Expensive Mistakes
By Sharon Jaynes
Crown Financial

Have you noticed that mistakes can be costly and irresponsibility, expensive? I know I have. So what about our children? Have they learned that lesson as well?

Two weeks after my son, Steven, got his driver’s license, he backed into his grandmother’s fence while trying to maneuver through her narrow entrance way. The result was a dented bumper to the tune of $457. Seeing the dented metal and my son’s deflated confidence, my husband and I were faced with a decision. We could either pay to have the bumper repaired or require Steven to pay to have the bumper repaired. We decided to place the responsibility on whom it was due.

We did not make this decision because we were angry, but because we were more interested in developing Steven’s character than punishing him for his mistake. It would have been much less painful had we jumped in and taken care of the problem. But what would Steven had learned? ”I dent the car…dad and mom fix the car.” But instead he learned, “I dent the car…I have to suffer the consequences…and my goodness, cars are expensive!” Steven was earning extra money by mowing lawns that year, and you have to cut a lot of grass to earn $457.

Another rule we set up in our home was that we would always pay for Steven’s car insurance, unless he got a ticket causing the insurance to go up. If he got a ticket, the car insurance became his responsibility. At nineteen, when he walked into the kitchen down trodden and forlorn, announcing that he had indeed gotten a speeding ticket, I remained calm.

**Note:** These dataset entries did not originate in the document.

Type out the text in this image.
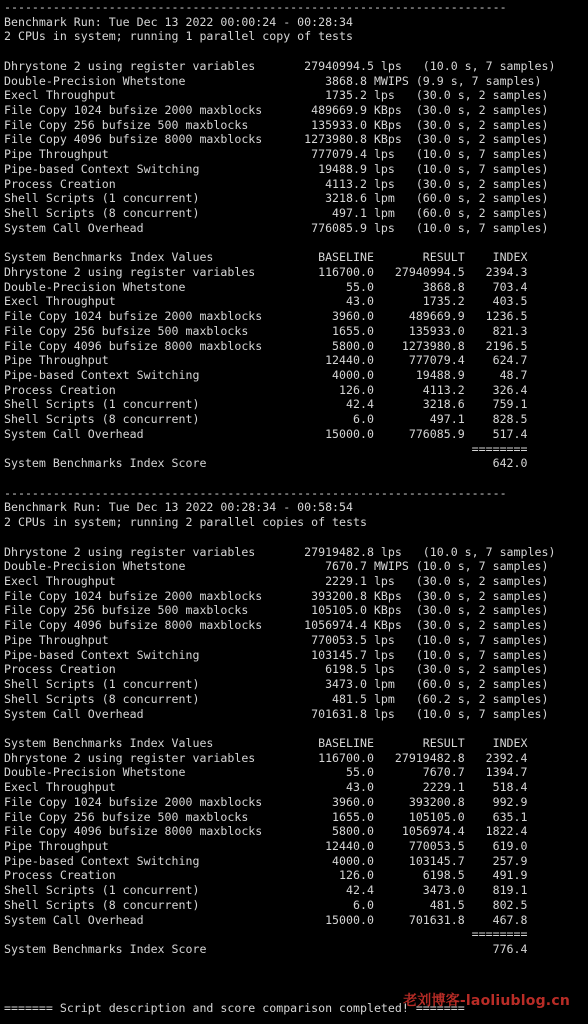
------------------------------------------------------------------------
Benchmark Run: Tue Dec 13 2022 00:00:24 - 00:28:34
2 CPUs in system; running 1 parallel copy of tests
Dhrystone 2 using register variables       27940994.5 lps   (10.0 s, 7 samples)
Double-Precision Whetstone                    3868.8 MWIPS (9.9 s, 7 samples)
Execl Throughput                              1735.2 lps   (30.0 s, 2 samples)
File Copy 1024 bufsize 2000 maxblocks       489669.9 KBps  (30.0 s, 2 samples)
File Copy 256 bufsize 500 maxblocks         135933.0 KBps  (30.0 s, 2 samples)
File Copy 4096 bufsize 8000 maxblocks      1273980.8 KBps  (30.0 s, 2 samples)
Pipe Throughput                             777079.4 lps   (10.0 s, 7 samples)
Pipe-based Context Switching                 19488.9 lps   (10.0 s, 7 samples)
Process Creation                              4113.2 lps   (30.0 s, 2 samples)
Shell Scripts (1 concurrent)                  3218.6 lpm   (60.0 s, 2 samples)
Shell Scripts (8 concurrent)                   497.1 lpm   (60.0 s, 2 samples)
System Call Overhead                        776085.9 lps   (10.0 s, 7 samples)
System Benchmarks Index Values               BASELINE       RESULT    INDEX
Dhrystone 2 using register variables         116700.0   27940994.5   2394.3
Double-Precision Whetstone                       55.0       3868.8    703.4
Execl Throughput                                 43.0       1735.2    403.5
File Copy 1024 bufsize 2000 maxblocks          3960.0     489669.9   1236.5
File Copy 256 bufsize 500 maxblocks            1655.0     135933.0    821.3
File Copy 4096 bufsize 8000 maxblocks          5800.0    1273980.8   2196.5
Pipe Throughput                               12440.0     777079.4    624.7
Pipe-based Context Switching                   4000.0      19488.9     48.7
Process Creation                                126.0       4113.2    326.4
Shell Scripts (1 concurrent)                     42.4       3218.6    759.1
Shell Scripts (8 concurrent)                      6.0        497.1    828.5
System Call Overhead                          15000.0     776085.9    517.4
========
System Benchmarks Index Score                                         642.0
------------------------------------------------------------------------
Benchmark Run: Tue Dec 13 2022 00:28:34 - 00:58:54
2 CPUs in system; running 2 parallel copies of tests
Dhrystone 2 using register variables       27919482.8 lps   (10.0 s, 7 samples)
Double-Precision Whetstone                    7670.7 MWIPS (10.0 s, 7 samples)
Execl Throughput                              2229.1 lps   (30.0 s, 2 samples)
File Copy 1024 bufsize 2000 maxblocks       393200.8 KBps  (30.0 s, 2 samples)
File Copy 256 bufsize 500 maxblocks         105105.0 KBps  (30.0 s, 2 samples)
File Copy 4096 bufsize 8000 maxblocks      1056974.4 KBps  (30.0 s, 2 samples)
Pipe Throughput                             770053.5 lps   (10.0 s, 7 samples)
Pipe-based Context Switching                103145.7 lps   (10.0 s, 7 samples)
Process Creation                              6198.5 lps   (30.0 s, 2 samples)
Shell Scripts (1 concurrent)                  3473.0 lpm   (60.0 s, 2 samples)
Shell Scripts (8 concurrent)                   481.5 lpm   (60.2 s, 2 samples)
System Call Overhead                        701631.8 lps   (10.0 s, 7 samples)
System Benchmarks Index Values               BASELINE       RESULT    INDEX
Dhrystone 2 using register variables         116700.0   27919482.8   2392.4
Double-Precision Whetstone                       55.0       7670.7   1394.7
Execl Throughput                                 43.0       2229.1    518.4
File Copy 1024 bufsize 2000 maxblocks          3960.0     393200.8    992.9
File Copy 256 bufsize 500 maxblocks            1655.0     105105.0    635.1
File Copy 4096 bufsize 8000 maxblocks          5800.0    1056974.4   1822.4
Pipe Throughput                               12440.0     770053.5    619.0
Pipe-based Context Switching                   4000.0     103145.7    257.9
Process Creation                                126.0       6198.5    491.9
Shell Scripts (1 concurrent)                     42.4       3473.0    819.1
Shell Scripts (8 concurrent)                      6.0        481.5    802.5
System Call Overhead                          15000.0     701631.8    467.8
========
System Benchmarks Index Score                                         776.4
======= Script description and score comparison completed! =======
老刘博客-laoliublog.cn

“Steven, I am so sorry that has happened to you,” I calmly replied. “But, you know the rule. Now the car insurance is your responsibility.”

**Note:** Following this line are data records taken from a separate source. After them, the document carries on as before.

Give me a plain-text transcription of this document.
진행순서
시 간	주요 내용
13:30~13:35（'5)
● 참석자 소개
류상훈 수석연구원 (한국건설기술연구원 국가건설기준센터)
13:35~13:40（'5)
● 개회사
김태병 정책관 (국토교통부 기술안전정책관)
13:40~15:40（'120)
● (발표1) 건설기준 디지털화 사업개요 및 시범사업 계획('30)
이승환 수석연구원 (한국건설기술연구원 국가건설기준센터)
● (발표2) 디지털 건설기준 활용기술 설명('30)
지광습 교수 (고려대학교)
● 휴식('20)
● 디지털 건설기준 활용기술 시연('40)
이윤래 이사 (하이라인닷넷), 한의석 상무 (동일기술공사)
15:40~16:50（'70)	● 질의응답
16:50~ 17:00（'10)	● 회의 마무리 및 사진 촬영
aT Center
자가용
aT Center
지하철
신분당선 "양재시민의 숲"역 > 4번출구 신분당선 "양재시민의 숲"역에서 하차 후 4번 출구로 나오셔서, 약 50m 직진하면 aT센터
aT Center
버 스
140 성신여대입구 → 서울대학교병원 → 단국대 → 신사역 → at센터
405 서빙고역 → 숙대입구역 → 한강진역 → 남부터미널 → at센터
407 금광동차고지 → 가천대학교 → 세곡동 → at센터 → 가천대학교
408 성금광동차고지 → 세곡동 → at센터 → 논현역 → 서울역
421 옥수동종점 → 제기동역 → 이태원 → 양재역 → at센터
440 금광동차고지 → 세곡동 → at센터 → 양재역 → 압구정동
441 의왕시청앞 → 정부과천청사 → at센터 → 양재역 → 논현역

Again, the lesson learned is that mistakes are costly, they are my responsibility, and the repercussions linger long after the incident has past.

You know another joy of having a child pay financially for their mistakes and mishaps? You don’t need to get angry! If his ticket meant that I was going to have to pay out of pocket, I would have been more likely to get at him. In this case, I could remain calm and even sympathize with his situation. He wasn’t mad at me. He was mad at himself. Lesson learned? Irresponsibility is expensive.

Some parents may read this and feel that we are being much too harsh. However, I feel that it is a loving decision. I remember as a teenager, watching loving parents bail their children out time and time again. The kids were thankful for the parents who stepped in and took care of financial damages, but where was the lesson of taking responsibility for their own actions? That lesson was lost with the swipe of the credit card erasing the damage done.

Parenting issues can be very difficult. As much as possible, I always try to rely on God’s Word instead of my own ideas. God, our Father, taught some pretty tough lessons by allowing His children to suffer the consequences of their mistakes. King David is a great example of such disciple. At one point in history, David decided to disobey God’s command and count his troops. God had specifically instructed David not to do this, but he disregarded his Father’s words and did what he wanted to do. Afterwards, David felt remorse, repented, and asked God to forgive him. God, in His grace and mercy, did forgive David. However, He did not remove the consequences of David’s behavior. Seventy thousand people died as a result, and it broke God’s heart. (2 Samuel 24)

Teaching a child to take responsibility for their own mistakes is a lesson that will serve them well throughout life. Perhaps you know many adults who have yet to learn that lesson themselves. Yes, there is a place for grace (receiving what we don’t deserve) and mercy (not receiving what we do deserve). There will be times when a child is devastated over what they have done and the most loving thing we can do is to relieve the burden. “Bear one another’s burdens,” Paul wrote to the Galatians. However, as a parent, sometimes the greater burden is watching a young man or woman struggle through learning the tough life lesson that mistakes can be costly.